8. Iman Maria dijawab Yesus dengan memerintahkan para pelayan, mengisi air penuh ke tempayan-tempayan yang ada di sekitar itu. Tempayan itu, adalah tempat air untuk membersihkan kaki para tamu sebelum masuk rumah dan mencuci tangan sebelum makan, sesuai dengan tradisi Yahudi. Yesus bertindak, ketika waktuNya telah tiba, dan tindakan Yesus tidak pernah terlambat. Ketika tempayan itu penuh, Dia memerintahkan pelayan mencedok dan memberi pada pimpinan pesta. Kejadian yang luar biasa terjadi, pengantin mendapat pujian dari pemimpin/ pembawa acara, di mana dia mengeluarkan anggur terbaik di akhr pesta, ketika cita rasa sesorang telah tumpul terhadap rasa anggur karena sudah banyak minum. Yesus memberi anggur yang terbaik, yang rendah alkohol. Dia memberi TIROSH (anggur segar yang diperas dan diendapkan di tandan tanpa fermentasi) bukan MUST (Wine) yang mempunyai kadar alkohol. Yesus memberi yang terbaik bagi orang yang diaksihiNya, bahkan diriNya diberi untuk mengeluarkan manusia dari maut dan kematian. Peristiwa air menjadi anggur, adalah mujizat pertama yang dilakukan Yesus. Peristiwa di mana orang yang lemah dikuatkan, yang hampir dihina dipuji.

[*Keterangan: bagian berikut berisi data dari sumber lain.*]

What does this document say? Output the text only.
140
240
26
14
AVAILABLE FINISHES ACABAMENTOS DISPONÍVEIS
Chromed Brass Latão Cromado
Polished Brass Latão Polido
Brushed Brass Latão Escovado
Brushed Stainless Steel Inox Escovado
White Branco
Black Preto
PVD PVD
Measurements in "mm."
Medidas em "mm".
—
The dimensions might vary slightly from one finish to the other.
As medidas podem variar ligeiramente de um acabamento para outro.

9. Diundang ke suatu pesta merupakan penghormatan bagi seseorang, maka undangan hendaknya menunjukkan keramah-tamahan, karena keramahtamahan adalah tugas suci. Undangan mendukung yang punya pesta dan ingin menolong, sehingga ketika terjadi kekurangan dalam pesta, undangan berusahan menolong, tidak merugikan atau mempermalukan yang punya pesta. Yesus menolong keluarga yang hampir dipermalukan, Dia memberi jalan keluar bagi orang yang berkesusahan. Dia menunjukkan cinta kasih bagi masyarakat hina untuk dipermuliakan di hadapan Allah.
10. Pesta di Kana adalah pesta orang-orang sederhana, pesta di mana Allah menyatakan kuasaNya dengan menolong orang lemah. Maka undanglah Yesus dalam setiap pergumulanmu, hadirkan Dia dalam kesusahanmu, maka jalanMu akan terbentang luas, karena Allah ambil bagian dalam masalah yang kita hadapi. Allah tidak pernah membuat kita kecewa. Apapun masalah yang kita hadapi, jika bertemu dengan Yesus, bergaul akran denganNya, kita akan merasa nyaman dan terbebaskan, karena Allah mampu membuat yang tidak ada menjadi ada, Dia sanggup menolong dan memberkati kita, Dia memberi labih dari apa yang kita minta, karena Dia tahu apa yang kita butuhkan. Dialah penolong dan perisai kita, gantungkanlah hidupmu pada pertolongan tanganNya yang kuat (bnd. Mzm 115, 9-15), karena pertolongan yang dibawa Kristus ke hidup orang yang takut padaNya, memberi kita sukacita yang melimpah, sampai ke pada anak-cucu ditambahkanNya berkatNya. Amin.